I was thinking of writing an article on the issue of gay rights in Northern Ireland since I was spurred upon reading Daniel Radcliffe tell Attitude magazine:
“People being up in arms about the idea of gay education in schools. Hello!?! Actually for the one or two kids in the class, it’s f****** vital! It really makes me angry. You’re not going to turn thte straight kids gay by giving them a sex ed class about how to ahve gay sex safely! You know. Really. People can cathc HIV even after their first time and that’s what it’s all about; that can be avoided.”
Also the suggestion on Belfast and Beyond which Slugger pointed out yesterday that the DUP should take part in Belfast Pride spurred me on. Plus the Two Doctors also pointing out just which party’s long-time leader started the fight in the 70s to keep Northern Ireland lagging behind the rest of the UK and Ireland on gay rights galvanished the thinking.

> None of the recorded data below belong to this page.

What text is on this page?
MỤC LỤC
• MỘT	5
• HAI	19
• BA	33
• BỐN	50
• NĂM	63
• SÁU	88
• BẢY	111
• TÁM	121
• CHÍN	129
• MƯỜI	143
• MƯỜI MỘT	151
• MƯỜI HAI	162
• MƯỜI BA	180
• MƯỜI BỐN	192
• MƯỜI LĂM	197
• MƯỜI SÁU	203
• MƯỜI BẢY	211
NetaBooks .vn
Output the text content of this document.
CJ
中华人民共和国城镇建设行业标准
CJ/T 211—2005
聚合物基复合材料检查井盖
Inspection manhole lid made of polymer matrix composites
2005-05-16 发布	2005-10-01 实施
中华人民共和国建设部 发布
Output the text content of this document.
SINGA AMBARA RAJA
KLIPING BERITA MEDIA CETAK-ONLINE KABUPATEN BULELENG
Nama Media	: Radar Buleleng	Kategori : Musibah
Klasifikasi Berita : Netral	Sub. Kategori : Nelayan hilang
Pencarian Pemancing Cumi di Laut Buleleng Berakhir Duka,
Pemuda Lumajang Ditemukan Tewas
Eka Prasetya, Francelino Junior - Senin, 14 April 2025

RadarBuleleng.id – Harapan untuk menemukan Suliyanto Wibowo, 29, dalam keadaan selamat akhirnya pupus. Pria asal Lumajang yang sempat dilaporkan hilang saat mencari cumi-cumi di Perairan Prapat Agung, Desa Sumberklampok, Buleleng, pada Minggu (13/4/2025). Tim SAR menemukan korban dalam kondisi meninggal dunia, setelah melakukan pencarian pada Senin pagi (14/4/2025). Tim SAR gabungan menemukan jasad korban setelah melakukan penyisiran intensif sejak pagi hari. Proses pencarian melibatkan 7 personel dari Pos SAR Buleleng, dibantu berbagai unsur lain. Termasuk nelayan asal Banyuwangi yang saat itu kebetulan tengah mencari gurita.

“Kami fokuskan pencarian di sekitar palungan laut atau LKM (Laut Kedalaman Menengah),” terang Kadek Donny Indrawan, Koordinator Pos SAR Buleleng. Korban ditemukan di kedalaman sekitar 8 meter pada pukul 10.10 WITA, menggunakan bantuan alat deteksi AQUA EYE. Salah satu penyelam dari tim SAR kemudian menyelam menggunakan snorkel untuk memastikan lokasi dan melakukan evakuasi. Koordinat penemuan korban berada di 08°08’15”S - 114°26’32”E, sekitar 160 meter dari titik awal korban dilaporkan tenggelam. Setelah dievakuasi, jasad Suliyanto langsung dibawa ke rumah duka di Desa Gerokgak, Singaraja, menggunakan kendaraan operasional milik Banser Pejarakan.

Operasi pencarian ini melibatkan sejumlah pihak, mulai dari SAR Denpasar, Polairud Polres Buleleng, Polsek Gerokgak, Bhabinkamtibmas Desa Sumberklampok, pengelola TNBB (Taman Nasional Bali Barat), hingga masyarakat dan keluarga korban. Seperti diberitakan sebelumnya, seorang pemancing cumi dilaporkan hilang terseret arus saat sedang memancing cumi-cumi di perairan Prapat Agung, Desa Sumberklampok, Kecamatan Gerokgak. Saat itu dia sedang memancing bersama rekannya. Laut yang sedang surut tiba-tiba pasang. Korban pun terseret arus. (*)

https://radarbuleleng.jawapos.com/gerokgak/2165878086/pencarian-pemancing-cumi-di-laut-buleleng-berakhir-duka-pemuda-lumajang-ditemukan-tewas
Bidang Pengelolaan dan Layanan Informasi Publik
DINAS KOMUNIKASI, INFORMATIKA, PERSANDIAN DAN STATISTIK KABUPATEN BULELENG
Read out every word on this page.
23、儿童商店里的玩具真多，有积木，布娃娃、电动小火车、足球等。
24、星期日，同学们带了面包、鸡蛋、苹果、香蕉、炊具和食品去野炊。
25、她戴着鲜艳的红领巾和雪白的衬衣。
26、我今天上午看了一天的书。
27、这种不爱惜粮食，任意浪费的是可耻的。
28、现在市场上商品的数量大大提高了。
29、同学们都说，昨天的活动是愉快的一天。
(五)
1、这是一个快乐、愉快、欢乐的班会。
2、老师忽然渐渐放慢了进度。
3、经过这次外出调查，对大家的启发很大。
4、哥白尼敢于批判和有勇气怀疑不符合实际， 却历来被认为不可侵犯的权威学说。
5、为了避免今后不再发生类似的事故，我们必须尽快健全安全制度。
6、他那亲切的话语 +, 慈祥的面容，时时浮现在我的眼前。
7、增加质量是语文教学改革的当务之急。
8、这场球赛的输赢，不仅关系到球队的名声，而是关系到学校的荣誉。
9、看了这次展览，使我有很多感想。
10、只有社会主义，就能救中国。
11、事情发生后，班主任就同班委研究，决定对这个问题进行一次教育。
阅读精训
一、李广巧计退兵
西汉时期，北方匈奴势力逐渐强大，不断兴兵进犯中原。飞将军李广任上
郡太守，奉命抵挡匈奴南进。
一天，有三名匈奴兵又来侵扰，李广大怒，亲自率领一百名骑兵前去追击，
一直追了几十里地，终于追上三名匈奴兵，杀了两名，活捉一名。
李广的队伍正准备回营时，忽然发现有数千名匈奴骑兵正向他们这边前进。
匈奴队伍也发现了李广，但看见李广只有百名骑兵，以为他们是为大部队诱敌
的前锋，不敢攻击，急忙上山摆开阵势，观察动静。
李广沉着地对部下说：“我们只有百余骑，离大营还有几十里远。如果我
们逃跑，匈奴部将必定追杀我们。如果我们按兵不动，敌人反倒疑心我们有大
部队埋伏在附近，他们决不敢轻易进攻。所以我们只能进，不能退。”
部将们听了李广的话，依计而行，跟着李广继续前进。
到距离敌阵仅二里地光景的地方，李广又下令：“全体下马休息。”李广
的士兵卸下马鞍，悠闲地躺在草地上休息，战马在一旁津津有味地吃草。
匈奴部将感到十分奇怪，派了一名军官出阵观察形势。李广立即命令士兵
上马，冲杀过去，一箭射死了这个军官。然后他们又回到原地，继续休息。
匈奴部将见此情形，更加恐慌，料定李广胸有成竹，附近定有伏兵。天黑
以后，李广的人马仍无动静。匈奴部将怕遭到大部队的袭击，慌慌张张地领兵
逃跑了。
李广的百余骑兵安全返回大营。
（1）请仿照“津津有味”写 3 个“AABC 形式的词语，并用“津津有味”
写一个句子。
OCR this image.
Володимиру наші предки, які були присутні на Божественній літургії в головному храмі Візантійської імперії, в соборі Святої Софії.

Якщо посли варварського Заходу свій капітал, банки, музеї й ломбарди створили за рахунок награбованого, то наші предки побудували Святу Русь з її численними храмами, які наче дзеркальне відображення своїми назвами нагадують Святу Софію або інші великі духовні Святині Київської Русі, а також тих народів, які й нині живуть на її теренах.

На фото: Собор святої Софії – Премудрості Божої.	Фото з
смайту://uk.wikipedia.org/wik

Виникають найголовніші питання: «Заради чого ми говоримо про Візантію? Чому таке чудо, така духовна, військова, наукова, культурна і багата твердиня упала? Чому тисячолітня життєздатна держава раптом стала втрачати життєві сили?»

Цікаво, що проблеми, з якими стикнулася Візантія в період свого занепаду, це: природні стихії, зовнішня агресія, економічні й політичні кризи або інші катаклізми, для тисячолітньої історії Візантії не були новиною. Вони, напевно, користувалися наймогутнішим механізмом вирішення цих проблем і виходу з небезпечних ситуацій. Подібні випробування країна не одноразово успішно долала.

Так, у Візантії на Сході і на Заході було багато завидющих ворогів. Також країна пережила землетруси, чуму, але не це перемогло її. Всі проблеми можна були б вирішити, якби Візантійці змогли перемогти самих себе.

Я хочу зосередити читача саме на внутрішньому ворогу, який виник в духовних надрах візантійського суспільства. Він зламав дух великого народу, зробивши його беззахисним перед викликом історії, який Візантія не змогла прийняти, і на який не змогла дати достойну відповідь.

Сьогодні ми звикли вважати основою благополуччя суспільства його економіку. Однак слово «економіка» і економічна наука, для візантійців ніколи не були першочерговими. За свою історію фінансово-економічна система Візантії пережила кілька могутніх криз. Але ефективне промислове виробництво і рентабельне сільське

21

There are many reasons that growing up in Northern Ireland in the 70s and 80s wasn’t easy for any of us but that was intensified if you also found out that you were attracted to people of the same gender. The structure wasn’t and indeed even to some extent still isn’t there for you to get any real guidance on that through education until you get to University. When you consider that my secondary school is in the constituency that elected an MP and MLA who thinks it is alright to make a statement on the radio, that “there can be no viler act, apart from homosexuality and sodomy, than sexually abusing innocent children” it shows the ignorance and prejudice that still exists. The education into what gay people actually are like needs to reach to the very top, even within the DUP.
When you add on that Iris Robinson considers that homosexuality is also a mental condition, it’s not. Though I can see why it can be a case of high occurance in the gay community that remain in Northern Ireland. However, from my personal experience the mental anguish had more to do with fighting against what were deemed the norms, prejudice and homophobia that was prevelant around you more than what about who you actually were, once you could break out of the mindset that was prevalent in Northern Ireland that cloud lifts.
I do read each small step that the DUP is taking as a step in the right direction but each of those steps is about 20-30 years behind the rest of the UK. The problem is that while they often tak the talk about inclusivity their activity where it matters in Westminster is often the opposite. There were rumours when they supported the Government on 42 days detention that a deal was being done on watering down future improvements of gay rights in Northern Ireland. It took some months but when the bill came before the House Northern Ireland again continued to lag even further behind the rest.